Common spamdexing techniques can be classified into two broad classes: content spam and link spam.

Content Spam

These techniques involve altering the logical view that a search engine has over the page's contents.

  • Meta-tag stuffing: This involves repeating keywords in the Meta tags, and using meta keywords that are unrelated to the site's content.
  • Keyword stuffing: Involves the calculated placement of keywords within a page to raise the keyword count, variety, and density of the page.
  • Invisible text: Unrelated hidden text is disguised by making it the same color as the background, using a tiny font size, or hiding it within HTML code.
  • Article spinning: Involves rewriting existing articles, as opposed to merely scraping content from other sites.
  • Cloaking: refers to any several means to serve a page to the search-engine crawlers that is different from that seen by human users.
  • Gateway/doorway pages: Low-quality web pages created with very little content but are instead stuffed with very similar keywords and phrases.
  • Scraper sites: Created by using various programs designed to "scrape" search-engine results pages or other sources of content and create "content" for a website.
  • Mirror websites: Hosting of multiple websites with conceptually similar content but using different URLs.

Link and URL Spam

Link spam is defined as links between website pages that are present for reasons other than merit. Link spam takes advantage of link-based ranking algorithms, which gives websites higher rankings as more other highly ranked websites link to it.

  • Link-building software: Using a software to automate the SEO process.
  • Link farms: Web sites that all hyperlink to every other site in the group.
  • Hidden links: Putting hyperlinks where visitors can not see.
  • URL redirect: A method to take users to another page without their.
  • Buying expired domains: Expired domain bought by spammers for the pages to be replaced with links to their pages.
  • Spam blogs: Blogs created solely for commercial promotion and the passage of link authority to target sites.
  • Blog spam/comment spam: Placing links randomly on other sites. The targets are guest books, forums, blogs, and any site that accepts visitors' comments.
  • Page hijacking: Creating a rogue copy of a popular website and redirects web surfers to unrelated/malicious websites.
  • Cookie stuffing: Involves placing an affiliate tracking cookie on a website visitor's computer without their knowledge.
  • World-writable pages: Websites that can be edited by users can be used by spamdexers to insert links.
  • Wiki spam: Wiki spam is a form of link spam on wiki pages.
  • Referrer log spam: Involves making repeated website requests using a fake referrer URL that points to the site the spammer wishes.
  • Sybil attack: Creating multiple websites at different domain names that all link to each other.

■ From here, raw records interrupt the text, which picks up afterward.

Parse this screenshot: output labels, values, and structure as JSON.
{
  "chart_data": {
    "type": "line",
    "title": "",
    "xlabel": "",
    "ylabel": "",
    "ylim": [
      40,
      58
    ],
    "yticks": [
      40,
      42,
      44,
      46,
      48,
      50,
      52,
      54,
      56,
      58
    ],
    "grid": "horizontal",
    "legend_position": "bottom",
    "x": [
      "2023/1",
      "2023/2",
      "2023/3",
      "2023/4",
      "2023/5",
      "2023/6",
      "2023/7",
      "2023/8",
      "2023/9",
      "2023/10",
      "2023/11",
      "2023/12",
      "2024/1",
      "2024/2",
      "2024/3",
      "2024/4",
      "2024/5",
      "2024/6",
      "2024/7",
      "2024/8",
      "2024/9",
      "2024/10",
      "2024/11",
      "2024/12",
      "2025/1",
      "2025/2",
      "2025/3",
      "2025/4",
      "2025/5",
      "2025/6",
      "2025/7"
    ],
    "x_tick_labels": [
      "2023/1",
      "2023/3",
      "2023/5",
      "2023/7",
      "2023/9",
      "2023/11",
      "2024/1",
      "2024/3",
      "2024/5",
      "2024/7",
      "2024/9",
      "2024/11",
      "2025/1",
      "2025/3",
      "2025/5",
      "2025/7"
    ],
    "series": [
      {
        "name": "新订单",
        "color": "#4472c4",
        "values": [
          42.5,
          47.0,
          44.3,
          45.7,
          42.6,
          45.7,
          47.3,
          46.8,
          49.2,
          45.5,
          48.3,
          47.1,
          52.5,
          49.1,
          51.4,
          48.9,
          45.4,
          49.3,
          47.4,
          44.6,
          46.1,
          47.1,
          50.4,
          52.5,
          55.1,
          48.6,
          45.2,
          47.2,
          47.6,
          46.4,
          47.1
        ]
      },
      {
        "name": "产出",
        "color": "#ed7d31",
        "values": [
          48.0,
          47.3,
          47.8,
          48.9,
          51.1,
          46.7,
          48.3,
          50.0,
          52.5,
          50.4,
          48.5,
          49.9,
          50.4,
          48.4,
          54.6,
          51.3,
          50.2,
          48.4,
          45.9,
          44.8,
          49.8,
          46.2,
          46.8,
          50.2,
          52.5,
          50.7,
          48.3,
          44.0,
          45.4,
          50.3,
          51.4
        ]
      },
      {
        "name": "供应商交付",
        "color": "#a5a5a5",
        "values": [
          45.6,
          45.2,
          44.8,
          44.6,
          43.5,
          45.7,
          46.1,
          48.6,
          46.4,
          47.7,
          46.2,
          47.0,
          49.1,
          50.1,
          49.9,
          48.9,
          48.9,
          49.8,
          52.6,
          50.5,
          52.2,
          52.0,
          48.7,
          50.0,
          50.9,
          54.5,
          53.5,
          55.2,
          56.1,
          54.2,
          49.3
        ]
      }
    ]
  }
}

While search engines offered a lot of hope to fight spamdexing, this method apparently continues to grow on a marginal level. The fight against spam continues as more and more people are connected to the internet. Spamdexing was the almost inevitable result of the rise of the internet, as people began to realize that there was immense monetizing potential in websites, and spam began to proliferate not only in in-boxes, but on the web. The number of spam sites on the internet is not fully known, but it is estimated to be an extremely high percentage of the total internet population.